Voorwaarden ondernemerschap
In voornoemde uitspraak lezen we dat het ondernemerschap getoetst wordt aan de criteria van ondernemerschap. Eerst moet bepaald worden of sprake is van een bron van inkomen en vervolgens of deze bron van inkomen kwalificeert als winst uit onderneming.

Van een onderneming (een bedrijf of een zelfstandig uitgeoefend beroep) is sprake in geval van een duurzame organisatie van kapitaal en arbeid, waarmee beoogd wordt om door middel van deelname aan het economisch verkeer winst te behalen en deze winst ook redelijkerwijs te verwachten is. Uit deze omschrijving zijn zes criteria te destilleren.

De eerste drie criteria bepalen of sprake is van een bron van inkomen:

  1. deelname aan het economisch verkeer
  2. winst beogen
  3. winst is redelijkerwijs te verwachten

De laatste drie criteria bepalen of sprake is van winst uit onderneming:

  1. marktgerichtheid
  2. organisatie van kapitaal en arbeid
  3. ondernemersrisico

De vraag is vaak of er nu sprake is van ondernemingsactiviteiten of van nevenwerkzaamheden (aan te geven onder belastbaar resultaat uit overige werkzaamheden).
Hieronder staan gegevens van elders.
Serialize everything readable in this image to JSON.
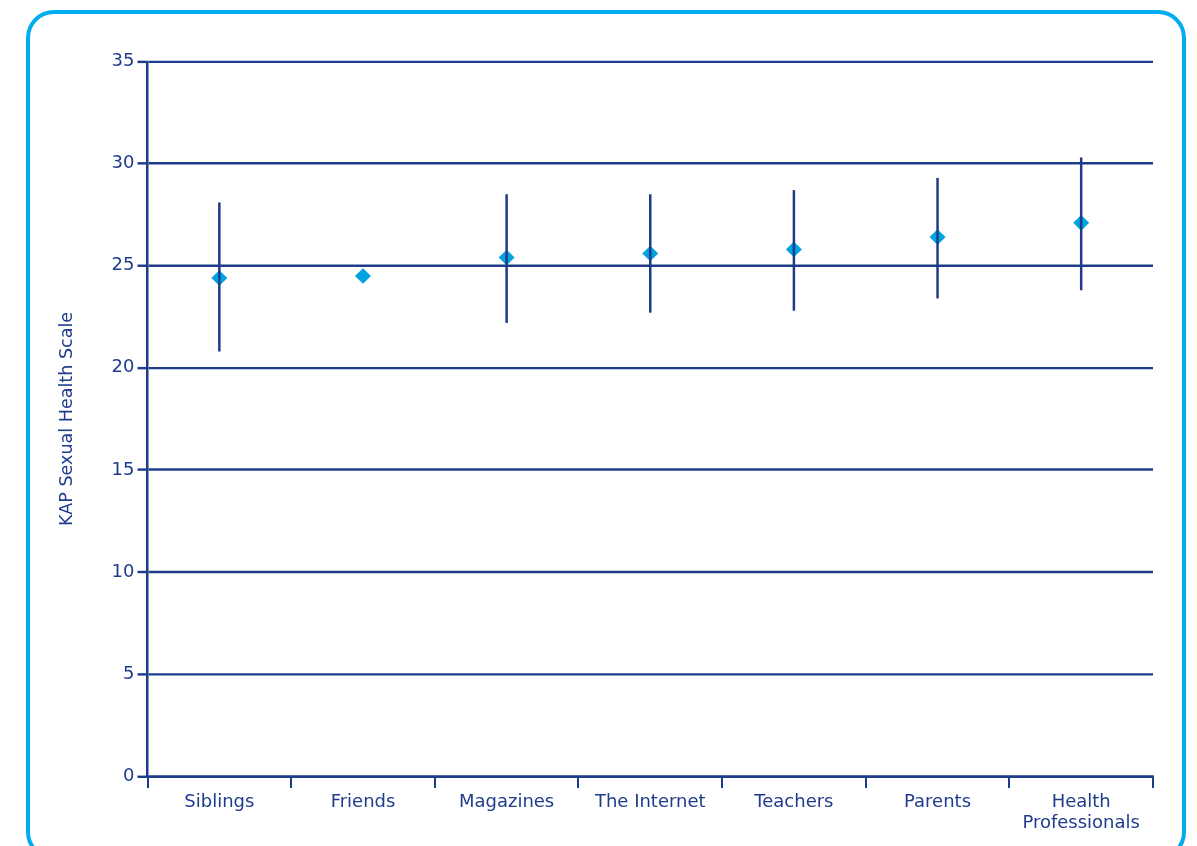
{
  "chart_data": {
    "type": "scatter",
    "ylabel": "KAP Sexual Health Scale",
    "categories": [
      "Siblings",
      "Friends",
      "Magazines",
      "The Internet",
      "Teachers",
      "Parents",
      "Health Professionals"
    ],
    "series": [
      {
        "color": "#00a3e0",
        "values": [
          24.4,
          24.5,
          25.4,
          25.6,
          25.8,
          26.4,
          27.1
        ],
        "errors": [
          [
            20.8,
            28.1
          ],
          null,
          [
            22.2,
            28.5
          ],
          [
            22.7,
            28.5
          ],
          [
            22.8,
            28.7
          ],
          [
            23.4,
            29.3
          ],
          [
            23.8,
            30.3
          ]
        ]
      }
    ],
    "ylim": [
      0,
      35
    ],
    "yticks": [
      0,
      5,
      10,
      15,
      20,
      25,
      30,
      35
    ],
    "grid": "y",
    "legend": false,
    "marker": "diamond"
  }
}
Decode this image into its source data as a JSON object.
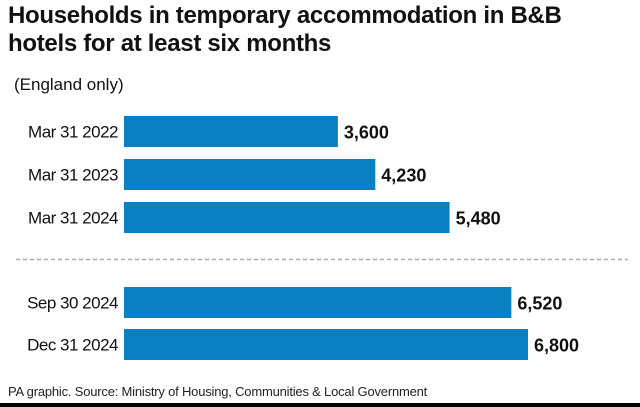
{
  "chart_data": {
    "type": "bar",
    "orientation": "horizontal",
    "title": "Households in temporary accommodation in B&B hotels for at least six months",
    "subtitle": "(England only)",
    "categories": [
      "Mar 31 2022",
      "Mar 31 2023",
      "Mar 31 2024",
      "Sep 30 2024",
      "Dec 31 2024"
    ],
    "values": [
      3600,
      4230,
      5480,
      6520,
      6800
    ],
    "data_labels": [
      "3,600",
      "4,230",
      "5,480",
      "6,520",
      "6,800"
    ],
    "groups_separated_after_index": 2,
    "xlim": [
      0,
      6800
    ],
    "grid": false,
    "bar_color": "#0a7fc2",
    "source": "PA graphic. Source: Ministry of Housing, Communities & Local Government"
  }
}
De feitelijke omstandigheden zijn  bepalend. Uit de jurisprudentie is af te leiden dat de volgende (combinatie van) factoren van belang zijn bij de beoordeling of sprake is van ondernemerschap.

  • het aantal klanten of opdrachtgevers;
  • de duurzaamheid en omvang van de werkzaamheden;
  • de grootte van de omzet;
  • de omvang van de investeringen;
  • de bekendheid naar buiten;
  • het lopen van debiteurenrisico;
  • het spraakgebruik.

Het gewicht van deze factoren is wisselend. De jurisprudentie laat in deze een veelheid van voorbeelden zien. Bij vrije beroepsbeoefenaren (bijvoorbeeld belastingadviseurs, advocaten) kan de omvang van investeringen bijvoorbeeld (zeer) gering blijven, terwijl er toch sprake van ondernemerschap kan zijn. Er is ook de nodige jurisprudentie over vrachtwagenchauffeurs. Onder omstandigheden kan het zo zijn dat een vrachtwagenchauffeur die slechts rijdt voor één opdrachtgever, een (gering) debiteurenrisico loopt, investeert in een vrachtwagen, toch ondernemer is. Ook een vrachtwagenchauffeur die niet investeert, maar rijdt voor verschillende opdrachtgevers kan kwalificeren als ondernemer. Wat ook helpt is als er aandacht wordt besteedt aan de (uiterlijke) kenmerken van een onderneming, zoals inschrijving kamer van koophandel, briefpapier, bedrijfsbrochures, bankrekening, reclame, vergunningen, vakdiploma’s, facturen en dergelijke.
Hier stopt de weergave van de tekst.